Altmuslim.com recently published an article by Zeeshan Hasan which takes a startling tack at trying to help the world religions get along: point out their common polytheistic roots. “If we accept the historical evidence that Abraham was polytheist, then we have found grounds for a more pluralistic view of Islam in the many verses praising him.”Hasan takes us through the evidence that strongly suggests the polytheism of Abraham and his descendants. By his reading, the Yahweh that appears to Moses in Exodus may actually be a different God, one that wraps up concepts of El and Baal into a neat package for new iron age Israelites.

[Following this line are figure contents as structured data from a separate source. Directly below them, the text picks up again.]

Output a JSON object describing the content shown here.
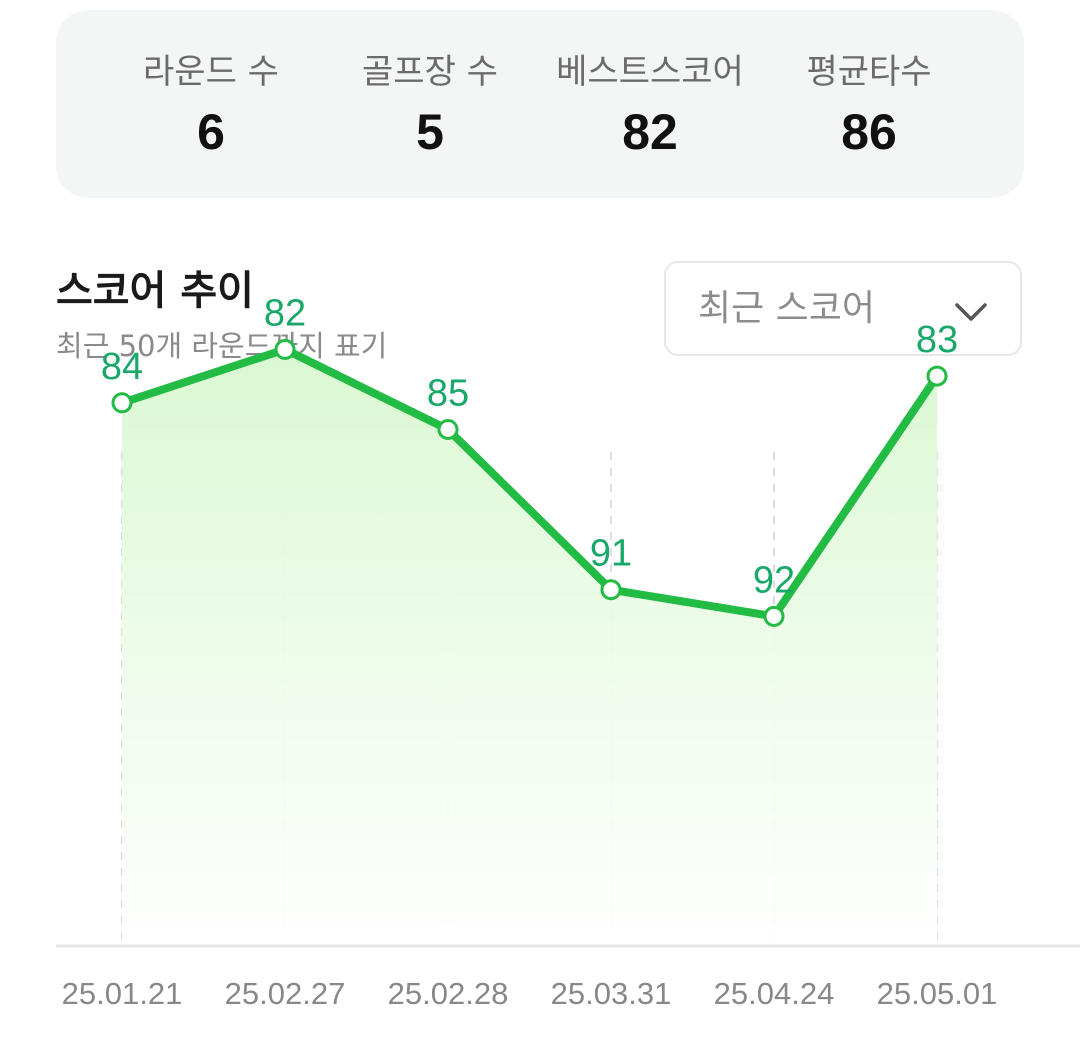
{
  "stats": [
    {
      "label": "라운드 수",
      "value": "6"
    },
    {
      "label": "골프장 수",
      "value": "5"
    },
    {
      "label": "베스트스코어",
      "value": "82"
    },
    {
      "label": "평균타수",
      "value": "86"
    }
  ],
  "section": {
    "title": "스코어 추이",
    "subtitle": "최근 50개 라운드까지 표기"
  },
  "dropdown": {
    "selected": "최근 스코어",
    "icon": "chevron-down-icon"
  },
  "colors": {
    "line": "#22bb44",
    "label": "#1aa86a",
    "fill_top": "#d8f8d0",
    "grid": "#dddddd",
    "axis": "#e6e6e6",
    "tick": "#888888"
  },
  "chart_data": {
    "type": "line",
    "x": [
      "25.01.21",
      "25.02.27",
      "25.02.28",
      "25.03.31",
      "25.04.24",
      "25.05.01"
    ],
    "values": [
      84,
      82,
      85,
      91,
      92,
      83
    ],
    "data_labels": [
      "84",
      "82",
      "85",
      "91",
      "92",
      "83"
    ],
    "y_inverted": true,
    "ylim": [
      80,
      96
    ],
    "grid": "vertical-dashed",
    "area_fill": true
  }
}
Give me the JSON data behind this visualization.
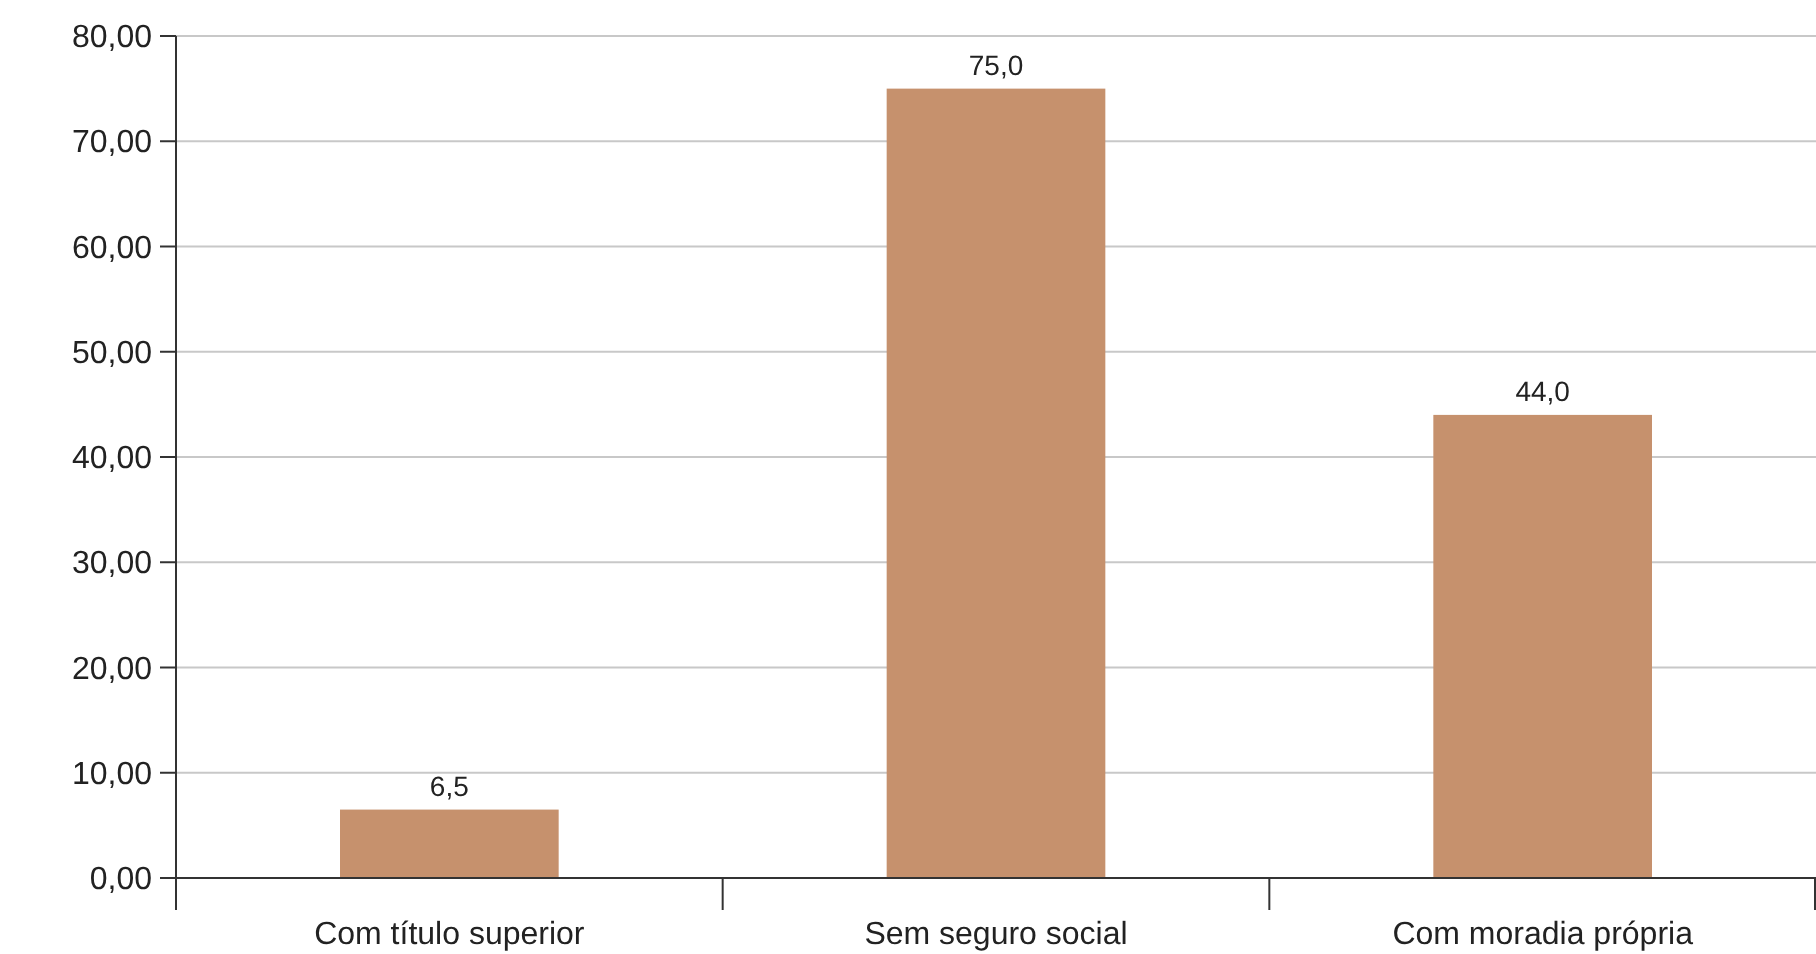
{
  "chart_data": {
    "type": "bar",
    "categories": [
      "Com título superior",
      "Sem seguro social",
      "Com moradia própria"
    ],
    "values": [
      6.5,
      75.0,
      44.0
    ],
    "color": "#c6916d",
    "value_labels": [
      "6,5",
      "75,0",
      "44,0"
    ],
    "ylim": [
      0,
      80
    ],
    "yticks": [
      {
        "value": 0,
        "label": "0,00"
      },
      {
        "value": 10,
        "label": "10,00"
      },
      {
        "value": 20,
        "label": "20,00"
      },
      {
        "value": 30,
        "label": "30,00"
      },
      {
        "value": 40,
        "label": "40,00"
      },
      {
        "value": 50,
        "label": "50,00"
      },
      {
        "value": 60,
        "label": "60,00"
      },
      {
        "value": 70,
        "label": "70,00"
      },
      {
        "value": 80,
        "label": "80,00"
      }
    ],
    "grid": true
  }
}
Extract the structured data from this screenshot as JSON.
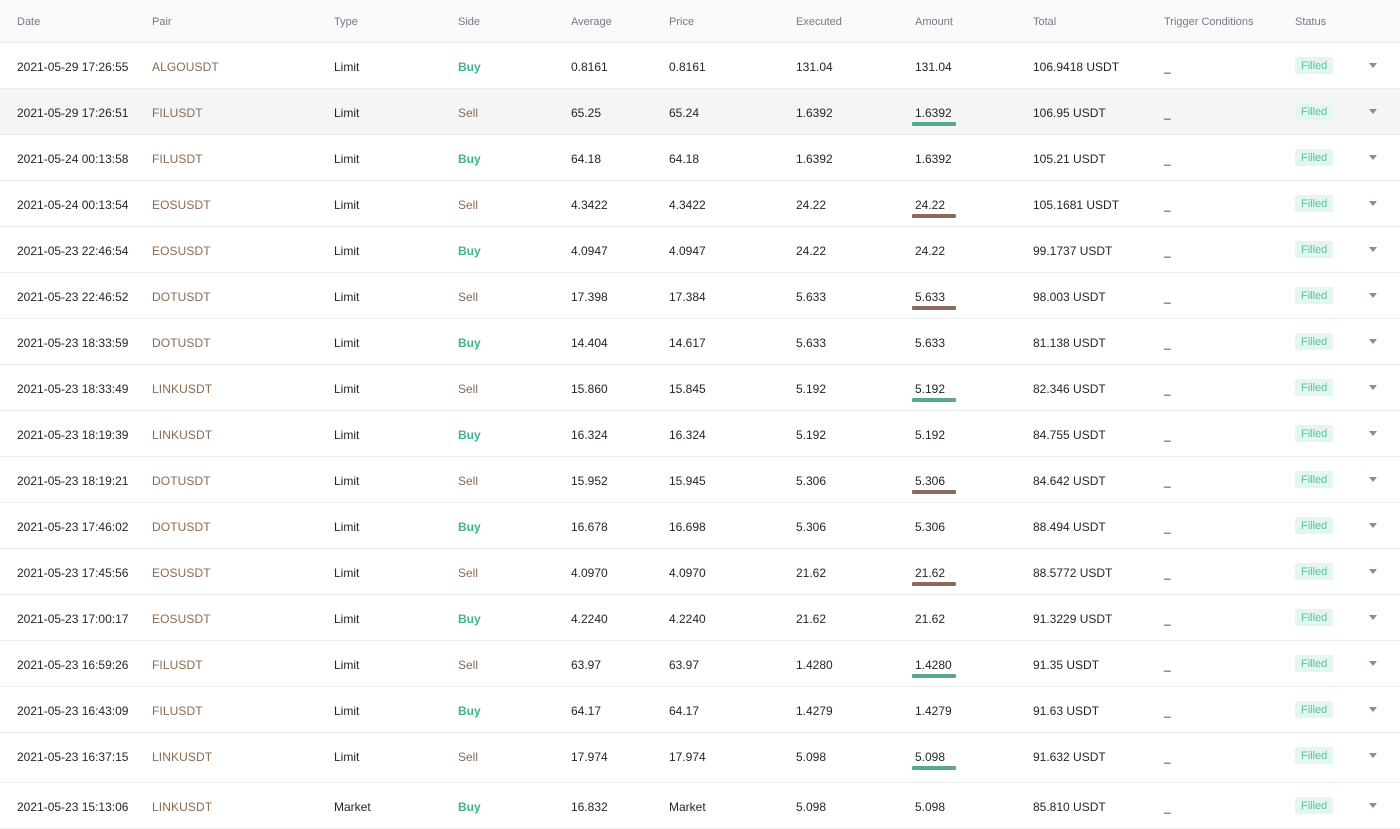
{
  "colors": {
    "buy": "#3db48c",
    "sell": "#8a6a4f",
    "underline_green": "#5aa88c",
    "underline_brown": "#8a6a60",
    "status_text": "#55c3a0",
    "status_bg": "#e3f6ef"
  },
  "headers": {
    "date": "Date",
    "pair": "Pair",
    "type": "Type",
    "side": "Side",
    "average": "Average",
    "price": "Price",
    "executed": "Executed",
    "amount": "Amount",
    "total": "Total",
    "trigger": "Trigger Conditions",
    "status": "Status"
  },
  "icons": {
    "row_expand": "chevron-down-icon"
  },
  "rows": [
    {
      "date": "2021-05-29 17:26:55",
      "pair": "ALGOUSDT",
      "type": "Limit",
      "side": "Buy",
      "average": "0.8161",
      "price": "0.8161",
      "executed": "131.04",
      "amount": "131.04",
      "total": "106.9418 USDT",
      "trigger": "_",
      "status": "Filled",
      "underline": "",
      "highlight": false
    },
    {
      "date": "2021-05-29 17:26:51",
      "pair": "FILUSDT",
      "type": "Limit",
      "side": "Sell",
      "average": "65.25",
      "price": "65.24",
      "executed": "1.6392",
      "amount": "1.6392",
      "total": "106.95 USDT",
      "trigger": "_",
      "status": "Filled",
      "underline": "green",
      "highlight": true
    },
    {
      "date": "2021-05-24 00:13:58",
      "pair": "FILUSDT",
      "type": "Limit",
      "side": "Buy",
      "average": "64.18",
      "price": "64.18",
      "executed": "1.6392",
      "amount": "1.6392",
      "total": "105.21 USDT",
      "trigger": "_",
      "status": "Filled",
      "underline": "",
      "highlight": false
    },
    {
      "date": "2021-05-24 00:13:54",
      "pair": "EOSUSDT",
      "type": "Limit",
      "side": "Sell",
      "average": "4.3422",
      "price": "4.3422",
      "executed": "24.22",
      "amount": "24.22",
      "total": "105.1681 USDT",
      "trigger": "_",
      "status": "Filled",
      "underline": "brown",
      "highlight": false
    },
    {
      "date": "2021-05-23 22:46:54",
      "pair": "EOSUSDT",
      "type": "Limit",
      "side": "Buy",
      "average": "4.0947",
      "price": "4.0947",
      "executed": "24.22",
      "amount": "24.22",
      "total": "99.1737 USDT",
      "trigger": "_",
      "status": "Filled",
      "underline": "",
      "highlight": false
    },
    {
      "date": "2021-05-23 22:46:52",
      "pair": "DOTUSDT",
      "type": "Limit",
      "side": "Sell",
      "average": "17.398",
      "price": "17.384",
      "executed": "5.633",
      "amount": "5.633",
      "total": "98.003 USDT",
      "trigger": "_",
      "status": "Filled",
      "underline": "brown",
      "highlight": false
    },
    {
      "date": "2021-05-23 18:33:59",
      "pair": "DOTUSDT",
      "type": "Limit",
      "side": "Buy",
      "average": "14.404",
      "price": "14.617",
      "executed": "5.633",
      "amount": "5.633",
      "total": "81.138 USDT",
      "trigger": "_",
      "status": "Filled",
      "underline": "",
      "highlight": false
    },
    {
      "date": "2021-05-23 18:33:49",
      "pair": "LINKUSDT",
      "type": "Limit",
      "side": "Sell",
      "average": "15.860",
      "price": "15.845",
      "executed": "5.192",
      "amount": "5.192",
      "total": "82.346 USDT",
      "trigger": "_",
      "status": "Filled",
      "underline": "green",
      "highlight": false
    },
    {
      "date": "2021-05-23 18:19:39",
      "pair": "LINKUSDT",
      "type": "Limit",
      "side": "Buy",
      "average": "16.324",
      "price": "16.324",
      "executed": "5.192",
      "amount": "5.192",
      "total": "84.755 USDT",
      "trigger": "_",
      "status": "Filled",
      "underline": "",
      "highlight": false
    },
    {
      "date": "2021-05-23 18:19:21",
      "pair": "DOTUSDT",
      "type": "Limit",
      "side": "Sell",
      "average": "15.952",
      "price": "15.945",
      "executed": "5.306",
      "amount": "5.306",
      "total": "84.642 USDT",
      "trigger": "_",
      "status": "Filled",
      "underline": "brown",
      "highlight": false
    },
    {
      "date": "2021-05-23 17:46:02",
      "pair": "DOTUSDT",
      "type": "Limit",
      "side": "Buy",
      "average": "16.678",
      "price": "16.698",
      "executed": "5.306",
      "amount": "5.306",
      "total": "88.494 USDT",
      "trigger": "_",
      "status": "Filled",
      "underline": "",
      "highlight": false
    },
    {
      "date": "2021-05-23 17:45:56",
      "pair": "EOSUSDT",
      "type": "Limit",
      "side": "Sell",
      "average": "4.0970",
      "price": "4.0970",
      "executed": "21.62",
      "amount": "21.62",
      "total": "88.5772 USDT",
      "trigger": "_",
      "status": "Filled",
      "underline": "brown",
      "highlight": false
    },
    {
      "date": "2021-05-23 17:00:17",
      "pair": "EOSUSDT",
      "type": "Limit",
      "side": "Buy",
      "average": "4.2240",
      "price": "4.2240",
      "executed": "21.62",
      "amount": "21.62",
      "total": "91.3229 USDT",
      "trigger": "_",
      "status": "Filled",
      "underline": "",
      "highlight": false
    },
    {
      "date": "2021-05-23 16:59:26",
      "pair": "FILUSDT",
      "type": "Limit",
      "side": "Sell",
      "average": "63.97",
      "price": "63.97",
      "executed": "1.4280",
      "amount": "1.4280",
      "total": "91.35 USDT",
      "trigger": "_",
      "status": "Filled",
      "underline": "green",
      "highlight": false
    },
    {
      "date": "2021-05-23 16:43:09",
      "pair": "FILUSDT",
      "type": "Limit",
      "side": "Buy",
      "average": "64.17",
      "price": "64.17",
      "executed": "1.4279",
      "amount": "1.4279",
      "total": "91.63 USDT",
      "trigger": "_",
      "status": "Filled",
      "underline": "",
      "highlight": false
    },
    {
      "date": "2021-05-23 16:37:15",
      "pair": "LINKUSDT",
      "type": "Limit",
      "side": "Sell",
      "average": "17.974",
      "price": "17.974",
      "executed": "5.098",
      "amount": "5.098",
      "total": "91.632 USDT",
      "trigger": "_",
      "status": "Filled",
      "underline": "green",
      "highlight": false
    },
    {
      "date": "2021-05-23 15:13:06",
      "pair": "LINKUSDT",
      "type": "Market",
      "side": "Buy",
      "average": "16.832",
      "price": "Market",
      "executed": "5.098",
      "amount": "5.098",
      "total": "85.810 USDT",
      "trigger": "_",
      "status": "Filled",
      "underline": "",
      "highlight": false
    }
  ]
}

From a historical point of view, the assertion that Israelite religion was originally monotheist is quite difficult to maintain. The Bible itself tells us that Abraham and his sons, the founding ancestors of the Israelites, lived in a Canaanite, polytheist environment. But we have only the Biblical tradition that Abraham was an immigrant from Babylonia to distinguish him from his Canaanite neighbors. The archaeological impossibility of ever verifying the immigration or even existence of a single individual into Canaan thousands of years ago means that we will never be able to verify this critical Biblical claim. On the other hand, we can see from traces of El and Baal in the Bible that the early Israelites who lived in Canaan actually worshipped something similar to Canaanite gods: so how do we know that the first Israelites were not originally Canaanites? If Abraham really came from Ur, why would he and his tribe speak Hebrew, a dialect of the Canaanite language? Why would his tribe name themselves “Isra-El” after a Canaanite deity?
When Moses introduced the god Yahweh to his people, it is perhaps more accurate to say that they became henotheistic rather than monotheistic. They recognized the possible existence of other gods, but only worshiped theirs. It was appropriate for them to do so, perhaps, because a greater god apportioned the Israelites to their god, Yahweh, just as all people were given their own god or gods. To support this theory, Hasan points us to this peculiar verse, Deuteronomy 32:8-9:
When Elyon apportioned the nations, when he divided humankind, he fixed the boundaries of the peoples according to the number of the gods; Yahweh’s own portion was his people, Jacob his allotted share.
Because the people of the world are divided up by this divine plan, according to Hasan, Islam should be more tolerant, even appreciative of the other religions of the world.
The above seems to imply that the variety of religious faiths that we see in the world may all be part of a larger divine scheme of things. How do we know that all of these are not simply the “sacred rites” appointed to different nations, each corresponding to various divinely-approved “traced-out ways” (shir’at in Arabic, with a similar etymology as shari’ah)? They may seem different and strange to us, but so would Abraham’s Canaanite polytheism. And the Qur’an is very positive about Abraham; so it becomes impossible for us to criticize any religion based on doctrine. As the above makes clear, the only way left to criticize any religion is based on the “good works” of its followers. From this viewpoint, Islam does not become merely tolerant of other religions, but actually appreciative of them.
I say, if exposing the polytheistic roots of the Old Testament can help Islam be more tolerant, then certainly it should do the same for Christianity. Somehow, that seems like too much to hope for.